Doctora iraquí es hostigada en medio de la pandemia por incansable lucha
El temor al estigma causado por creencias religiosas, costumbres y una profunda desconfianza en el sistema de salud ha sido el principal motor de la pandemia en Irak, dicen los médicos.
BAGDAD. — El regreso a casa de la doctora Marwa al-Khafaji luego de 20 días en aislamiento en un hospital fue recibido con más que suspicacia. Alguien erigió un bloque de concreto junto a la entrada de la casa.
El mensaje de los vecinos era claro: ella había sobrevivido el coronavirus, pero el estigma que rodea la enfermedad sería una batalla más perniciosa.
La joven doctora se vio catapultada a la línea del frente de la lucha de Irak contra el virus a inicios de marzo. The Associated Press siguió su historia desde el interior de una habitación escuálida de cuarentena hasta su regreso a las calles que habitó desde su niñez y donde encontró miradas lacerantes en lugar de los acostumbrados saludos.
Sus problemas reflejan los de otros en el vapuleado sistema de salud de Irak, expuestos por la pandemia: hospitales sin suministros, personal de salud intimidado por una enfermedad desconocida y un extendido estigma asociado con la infección.
El temor al estigma —causado por creencias religiosas, costumbres y una profunda desconfianza en el sistema de salud— ha sido el principal motor de la pandemia en Irak, dicen los médicos, con las personas ocultando su enfermedad y absteniéndose de pedir ayuda.
Al menos 115 personas han muerto entre los más de 3 mil 030 casos confirmados de coronavirus en Irak, de acuerdo con estadísticas del ministerio de Salud.
La tasa diaria de nuevos casos se disparó luego que las horas de encierro fueron acortadas por el mes sagrado de Ramadán, al pasar de 29 el 22 de abril a 119 el miércoles.
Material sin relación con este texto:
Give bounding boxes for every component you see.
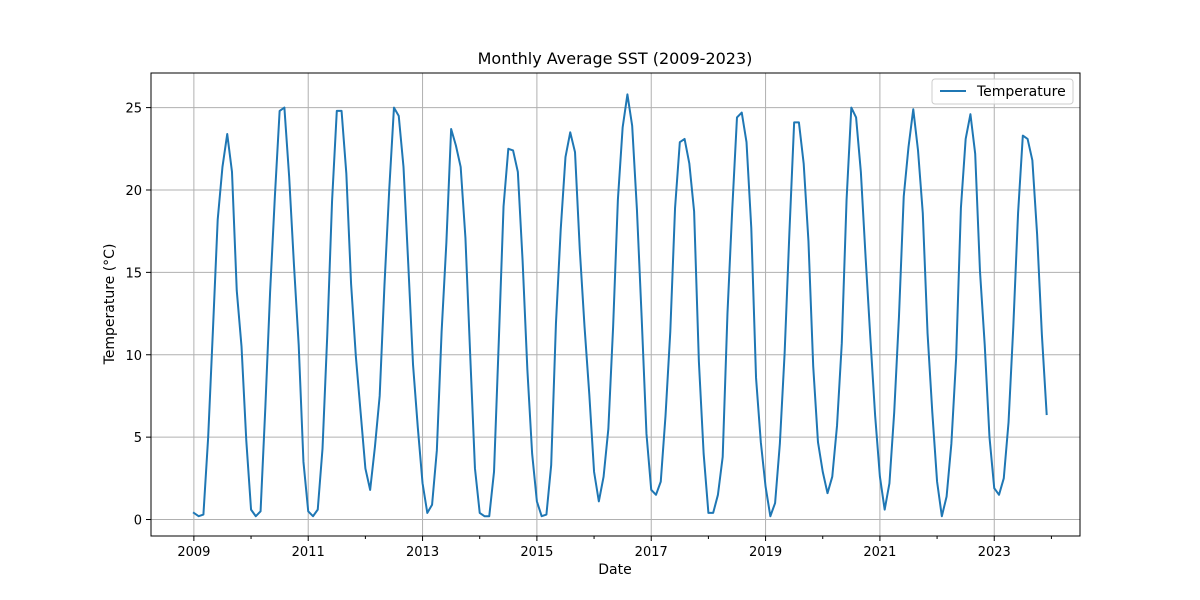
plot-frame (150, 72, 1081, 537)
x-tick-label-2009: 2009 (177, 545, 210, 560)
axis-ticks: 2009 2011 2013 2015 2017 2019 2021 2023 0 5 10 15 20… (125, 102, 1052, 560)
x-tick-label-2017: 2017 (635, 545, 668, 560)
legend-label-temperature: Temperature (976, 84, 1066, 100)
legend-box (931, 78, 1074, 105)
y-axis-label: Temperature (°C) (102, 244, 118, 366)
x-tick-label-2011: 2011 (292, 545, 325, 560)
x-tick-label-2015: 2015 (520, 545, 553, 560)
x-tick-label-2013: 2013 (406, 545, 439, 560)
y-tick-label-0: 0 (134, 514, 142, 529)
series-line-temperature (192, 93, 1048, 518)
y-tick-label-20: 20 (125, 184, 142, 199)
y-tick-label-25: 25 (125, 102, 142, 117)
grid-lines (151, 73, 1080, 536)
y-tick-label-10: 10 (125, 349, 142, 364)
x-tick-label-2021: 2021 (863, 545, 896, 560)
series-layer (192, 93, 1048, 518)
chart-title: Monthly Average SST (2009-2023) (478, 49, 753, 68)
x-axis-label: Date (598, 562, 631, 578)
x-tick-label-2023: 2023 (978, 545, 1011, 560)
legend: Temperature (931, 78, 1074, 105)
y-tick-label-5: 5 (134, 431, 142, 446)
y-tick-label-15: 15 (125, 266, 142, 281)
x-tick-label-2019: 2019 (749, 545, 782, 560)
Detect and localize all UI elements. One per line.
Las autoridades temen que un estallido sería catastrófico.
Funcionarios iraquíes dijeron que la respuesta del ministerio ha sido adecuada y que Irak no ha sufrido el crecimiento exponencial de casos registrado en sus vecinos Irán y Turquía.
El portavoz del ministerio Saif al-Badr atribuyó la diseminación a personas que tenían síntomas o que llegaron desde un país afectado y “no revelaron esos hechos debido a la arrogancia”.
Pero la historia de Khafaji, junto con entrevistas con media decena de médicos y enfermeras, revelan una respuesta caótica sin una estrategia amplia de parte de un gobierno débil que hasta recientemente había tenido apenas un estatus interino.
“En cuarentena, el futuro se sentía incierto”, dijo Khafaji. “Afuera no es diferente”.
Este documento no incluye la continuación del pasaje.